Vor- und Nachteile von Waffenbesitz- und Verwendungsgesetzen für Einzelpersonen

Ungefähr 80 Millionen Amerikaner, die die Hälfte der US-amerikanischen Haushalte repräsentieren, besitzen mehr als 223 Millionen Waffen. Dennoch befürworten 60% der Demokraten und 30% der Republikaner strengere Waffengesetzgebungen.

In der Vergangenheit haben die Staaten Gesetze über den individuellen Besitz und die Verwendung von Waffen erlassen. Die staatlichen Waffengesetze variieren stark von losen Vorschriften in vielen südlichen, westlichen und ländlichen Staaten bis hin zu restriktiven Gesetzen in den größten Städten. In den 1980er Jahren verstärkte die National Rifle Association jedoch den Druck auf den Kongress, die Gesetze und Beschränkungen der Waffenkontrolle zu lockern.

Im Juni 2010 hat der Oberste Gerichtshof jedoch Chicagos restriktive Waffengesetzgebung für ungültig erklärt: "Die Amerikaner in allen 50 Bundesstaaten haben ein verfassungsmäßiges Recht, Schusswaffen zur Selbstverteidigung zu besitzen."

Waffenrechte und die zweite Novelle

Waffenrechte werden durch die zweite Änderung gewährt, die lautet: "Eine gut regulierte Miliz, die für die Sicherheit eines freien Staates notwendig ist und das Recht des Volkes, Waffen zu behalten und zu tragen, darf nicht verletzt werden."

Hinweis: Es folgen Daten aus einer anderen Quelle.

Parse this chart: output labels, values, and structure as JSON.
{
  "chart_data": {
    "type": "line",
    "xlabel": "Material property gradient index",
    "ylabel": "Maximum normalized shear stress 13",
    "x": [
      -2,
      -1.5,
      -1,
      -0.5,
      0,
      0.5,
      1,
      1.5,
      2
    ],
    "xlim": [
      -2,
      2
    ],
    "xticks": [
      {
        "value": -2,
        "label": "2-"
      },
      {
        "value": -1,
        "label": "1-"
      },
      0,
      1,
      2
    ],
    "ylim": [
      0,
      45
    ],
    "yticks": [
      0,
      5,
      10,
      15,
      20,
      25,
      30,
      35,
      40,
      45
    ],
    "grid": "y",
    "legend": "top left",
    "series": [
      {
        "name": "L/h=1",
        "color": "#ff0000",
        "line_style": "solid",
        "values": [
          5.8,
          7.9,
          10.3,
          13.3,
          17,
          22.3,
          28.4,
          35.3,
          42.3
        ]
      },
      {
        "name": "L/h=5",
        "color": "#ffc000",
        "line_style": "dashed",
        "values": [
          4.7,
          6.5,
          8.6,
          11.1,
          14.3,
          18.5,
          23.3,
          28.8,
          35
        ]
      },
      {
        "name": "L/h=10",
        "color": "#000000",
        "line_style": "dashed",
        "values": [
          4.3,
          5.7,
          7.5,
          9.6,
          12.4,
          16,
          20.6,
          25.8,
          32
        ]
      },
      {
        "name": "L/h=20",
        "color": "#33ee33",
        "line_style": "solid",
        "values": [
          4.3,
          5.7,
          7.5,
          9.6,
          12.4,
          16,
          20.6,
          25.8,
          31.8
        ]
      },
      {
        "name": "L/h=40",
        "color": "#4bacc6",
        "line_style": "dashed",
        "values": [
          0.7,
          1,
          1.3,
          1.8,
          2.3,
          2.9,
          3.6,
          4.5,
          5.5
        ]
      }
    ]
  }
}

Alle politischen Standpunkte stimmen darin überein, dass die Zweite Änderung das Recht der Regierung garantiert, eine bewaffnete Miliz zum Schutz der Nation zu unterhalten. In der Vergangenheit gab es jedoch Meinungsverschiedenheiten darüber, ob es das Recht aller Personen garantiert, Waffen an jedem Ort und zu jeder Zeit zu besitzen / zu benutzen.

Kollektive Rechte gegen individuelle Rechte

Bis zur Mitte des 20. Jahrhunderts hielten liberale Verfassungsgelehrte eine Kollektive Rechte Position, dass die Zweite Änderung nur das kollektive Recht der Staaten schützt, bewaffnete Milizen zu unterhalten.

Konservative Wissenschaftler hielten eine Individual Rechte vertritt die Auffassung, dass die zweite Änderung dem Einzelnen auch das Recht einräumt, Waffen als Privateigentum zu besitzen, und dass die meisten Beschränkungen beim Kauf und Tragen von Waffen die Rechte des Einzelnen beeinträchtigen.

Waffenkontrolle und die Welt

Die USA weisen laut einer Studie der Harvard School of Public Health aus dem Jahr 1999 die höchste Rate an Waffenbesitzern und an Mord an Waffen in den Industrieländern auf.

Im Jahr 1997 verbot Großbritannien den privaten Besitz von fast allen Handfeuerwaffen. Und in Australien erklärte Premierminister John Howard nach den Massenmorden von 1996 in diesem Land: "Wir haben Maßnahmen ergriffen, um die Verfügbarkeit von Spaß zu begrenzen, und wir haben einem Staatsangehörigen die Entschlossenheit gezeigt, dass die in den USA so negative Waffenkultur niemals werden wird ein Negativ in unserem Land. "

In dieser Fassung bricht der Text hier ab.